As at 28th February 2020 –
Dunns Food and Drinks Ltd, celebrating its 145th year was on track for £40 million turnover through aggressive investment and growth plans. Staff numbers topped 140, having at the end of 2019, acquired a small Aberdeen Food Service depot. Plans were afoot for acquiring a further depot in the north west to allow for full Scottish coverage, with further plans to move south.
A family business, traditionally in the manufacture of soft drinks, over the years Dunns has developed in an award winning supplier of food and drinks into the independent free trade, restaurants, pubs, clubs and hotels.
This is a profitable, prudent company with strong reserves planning its future for a fifth generation and beyond – targeting £50million by 150 years.
We were aware of coronavirus impacts – supplies from the continent had been interrupted and we had taken steps from early March with our management team to instil safe working practices – social distancing, plenty of hygiene stations and a homeworking plan. But nothing prepared us for the shock of the Government ordering 95% of our customer base to close overnight. We had to stay open. We also supply a number of care homes, small retailers and cash and carries.
The whole industry paused. Customers stopped their direct debits. We had to come to arrangements with suppliers, not just of stock but also of all the overheads attached to supporting a £40 million infrastructure. The cash stopped flowing throughout the supply chain.
Our stock holding, like most wholesalers, was high in readiness for the Easter start of the season. We were told by Government initially that the furlough would be funded for 12 weeks and therefore arrangements amongst all the parties have been loosely based on these timings. However as it becomes apparent that the hospitality sector will be amongst the last to return to any semblance of the new normal we now have real concerns about how long the pause can last.

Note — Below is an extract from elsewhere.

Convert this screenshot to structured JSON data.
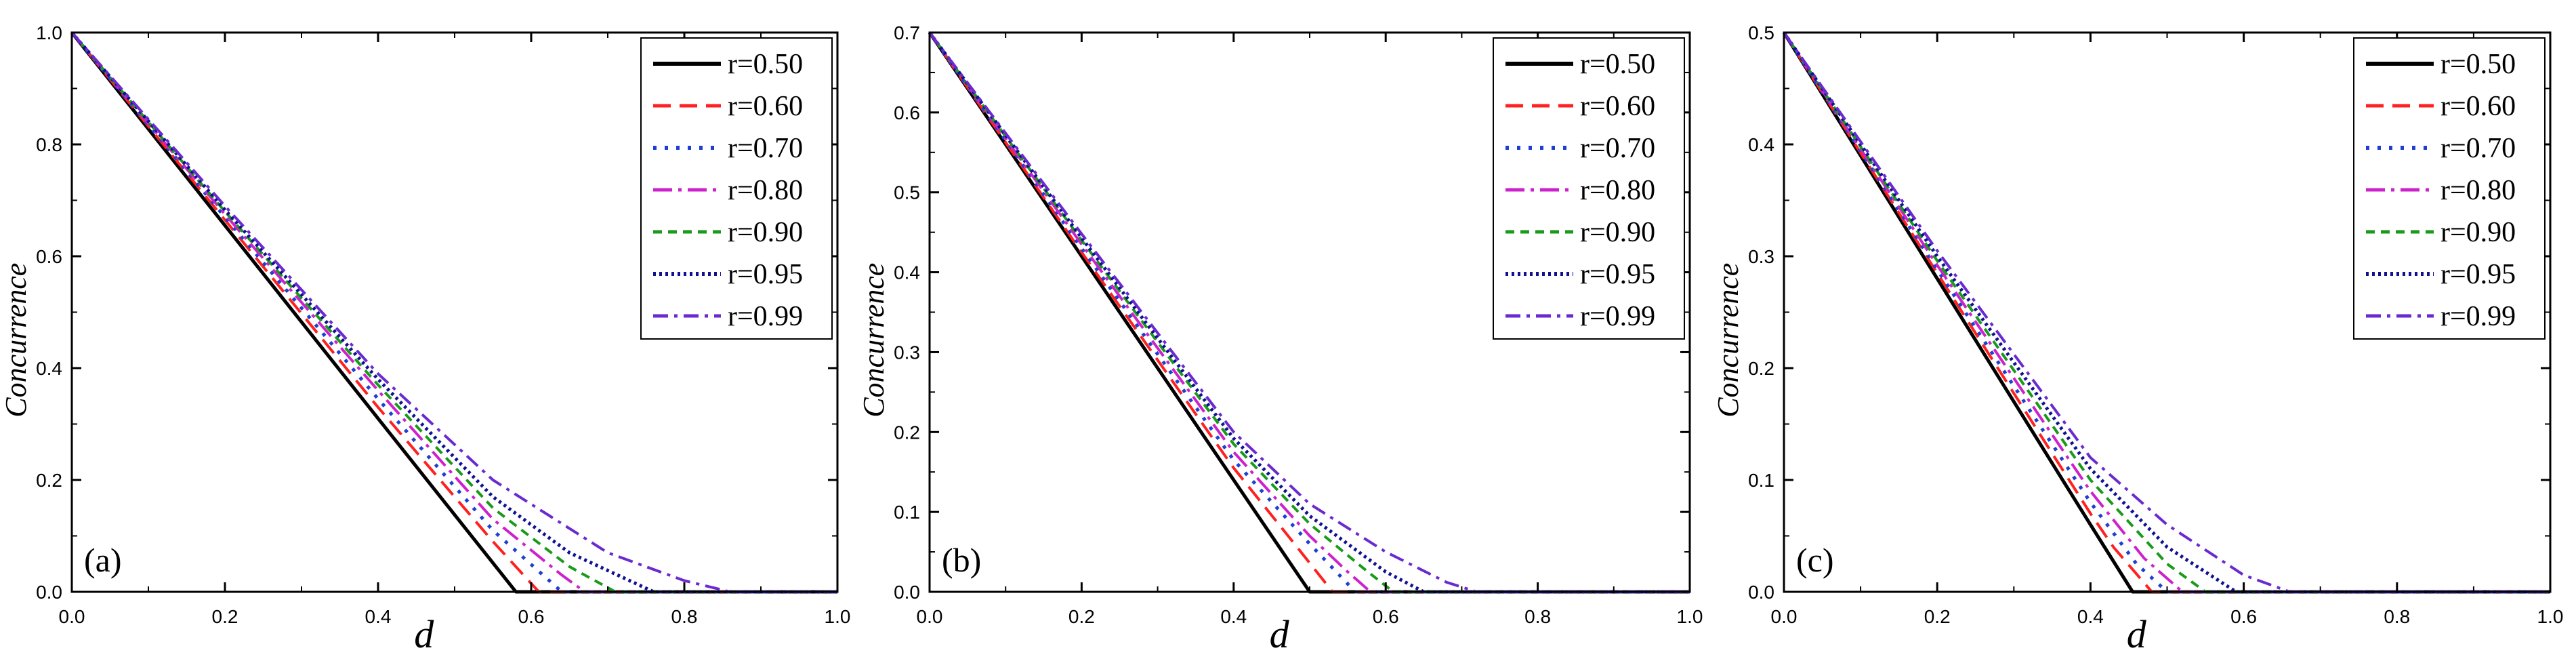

Many of our customers, having cancelled their direct debits, immediately contacted us to set up payment plans, as we have done with our suppliers. When their grant monies came in payments were forthcoming. No conditionality was attached to the grants therefore it hasn’t been possible to secure agreements with some of our customers and we have grave concerns over looming bad debt. We have already experienced a couple of flipped companies and insolvencies.
Literally from one Monday to the next, in March our turnover dropped by 75%. As the enormity of what was happening hit and with such confusion over what businesses could open and what was non essential through April our turnover was tracking at 20% year on year. The furlough has helped greatly but the details remain a bit unclear. The fixed costs are still those of a 100% business – the insurances, the vehicles, the utilities, the rates and whilst they may be on pause for the time being the charges are racking up with no clear view from Government as to where in the phasing the hospitality trade sits.
Throughout April we undertook a number of charitable, community based enterprises and set up a home delivery service overnight. This proved tricky initially given that a food service pack of pasta is generally 3kg. We also took advantage of an offer from TLT Solicitors, through the Scottish Wholesale Association which got us a licence to sell alcohol business to consumer. In 3 weeks we achieved technologically what might have taken us 3 years in normal circumstances.
With the supermarkets struggling to deliver in April and May and some of our own customers getting to grips with the dark kitchen/home delivery concept we saw an increase and by the end of May we will have recouped 26% of our original turnover year on year. Happily every day throughout the month has seen small numbers of customers coming back. Our turnover, normally, is split just about 50/50 food and drinks. All indications suggest that the pub trade will remain in lock down longer than the rest of hospitality. However we have seen some real ingenuity from our customers in terms of signature cocktail home deliveries and beers and spirits offerings.
Much of our time is spent reading – looking at the countries ahead of us in this journey and what their restaurants are doing, and as much as possible we share everything we can with our customers and online. The new normal is going to be a very different proposition indeed.
Like so many businesses in this situation we are having to adapt in order to survive. As Scotland’s largest independent soft drinks draft dispense company we have used our knowledge and skills to create a bag in box sanitizer dispense system as well as a bag in box, under sink hand soap and mixer tap system.
We appreciate that, as much as possible, our customers will want to reduce the number of deliveries into their premises for safety and social distancing reasons so we have tried to anticipate as much as possible their requirements and expand our range accordingly including fruit and veg, butcher meat and PPE. We’ve got a container of masks arriving later this month as we fully expect masks to be as commonplace in a restaurant as napkins (disposable obviously).
Foodservice/ontrade wholesale as the wheels of Scotland’s food and drinks industry is pivotal but not widely recognized as part of Scotland’s hospitality and tourism sector. Through efforts of the Scottish Wholesale Association we have received some recognition of our role from Scottish Government and grants have been made available but still we lobby for similar rates relief and VAT on duty relief.
Throughout this we have been amazed by the resilience of our staff and our customers and it has energized us personally. Every day presents a new challenge and opportunity although as you can imagine there are also real lows when we ponder what we had and what we have lost not just in terms of turnover but also in terms of people.